Bulut: Das war in der Saison 2002/2003. Andre hatte seine Profikarriere nach dem Abstieg mit Unterhaching für ein halbes Jahr ruhen lassen und ist in seine Geburtsstadt zum SC Langenhagen in die 4. Liga zurückgekehrt. Dort habe ich damals als Abwehrspieler gekickt, wir waren dann sechs Monate lang Teamkollegen.
SPOX: Sein Co-Trainer sind Sie aber erst über acht Jahre später geworden. Wie sah der Kontakt in der Zwischenzeit aus?
Bulut: Wir standen anfangs nicht regelmäßig in Kontakt. Man hat sich gesehen, wenn er in der Heimat war und ein Spiel des SCL angeschaut hat. Kurz vor Ende seiner Laufbahn wechselte er noch als Spieler zum TSV Havelse und stieg dort zusammen mit meinem jüngeren Bruder in die Regionalliga auf. In der folgenden Winterpause trennte man sich vom damaligen Trainer und machte Andre, der damals schon die A-Lizenz besaß, zum Chefcoach.

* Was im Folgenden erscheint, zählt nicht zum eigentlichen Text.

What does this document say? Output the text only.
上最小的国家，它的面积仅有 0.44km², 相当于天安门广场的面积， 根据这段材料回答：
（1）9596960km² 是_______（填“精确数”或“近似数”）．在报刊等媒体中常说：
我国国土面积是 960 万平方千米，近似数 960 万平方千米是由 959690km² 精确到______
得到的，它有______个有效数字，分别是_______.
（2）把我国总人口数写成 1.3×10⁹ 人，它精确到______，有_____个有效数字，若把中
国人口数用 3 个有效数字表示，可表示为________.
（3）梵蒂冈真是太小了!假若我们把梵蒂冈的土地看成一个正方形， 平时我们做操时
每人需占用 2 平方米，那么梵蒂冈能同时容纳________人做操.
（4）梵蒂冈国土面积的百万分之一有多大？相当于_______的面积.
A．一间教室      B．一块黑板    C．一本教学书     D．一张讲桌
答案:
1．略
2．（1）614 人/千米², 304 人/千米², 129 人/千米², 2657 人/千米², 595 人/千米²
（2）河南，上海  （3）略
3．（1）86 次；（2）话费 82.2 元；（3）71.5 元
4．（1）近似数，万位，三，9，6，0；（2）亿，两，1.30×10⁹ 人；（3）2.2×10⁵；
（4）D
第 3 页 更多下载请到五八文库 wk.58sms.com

SPOX: Der aber noch keinen Co-Trainer hatte.
Bulut: Richtig. Andre besaß ein großes Netzwerk im Hannoveraner Gebiet. Einer seiner Bekannten hat ihn dann auf mich gebracht, damals war ich noch beim FC Can Mozaik. Andre rief mich Sonntagabend an, wir haben uns für Montagmittag verabredet - und Montagabend habe ich schon die erste Trainingseinheit mit ihm geleitet.
SPOX: Wie lief das Gespräch damals ab?
Bulut: Er hat mir im Grunde nur seine Erwartungen an einen Co-Trainer vorgestellt. Wir haben gemerkt, dass wir bei gewissen Themen auf einer Wellenlänge lagen, auch mein Wirken auf dem Platz hat ihm anschließend gefallen. Mittlerweile zeichnet uns ein blindes Vertrauen aus.
SPOX: Viereinhalb Jahre nach dem Startschuss Ihrer Zusammenarbeit in Havelse sind Sie nun gemeinsam bei einem traditionsreichen Bundesligisten angestellt. Hätten Sie diese Entwicklung damals für möglich gehalten?
Bulut: Nicht wirklich. Vor allen Dingen nicht so schnell. Wenn man bedenkt, dass ich als Cheftrainer von Can Mozaik noch die Trainingsleibchen mit nach Hause zum Waschen genommen habe. Es ist ein bisschen ein gelebter Traum. Das war es aber schon in Havelse und später in Paderborn, als wir im Grunde zwei Abstiegskandidaten übernahmen und sie nach oben führten.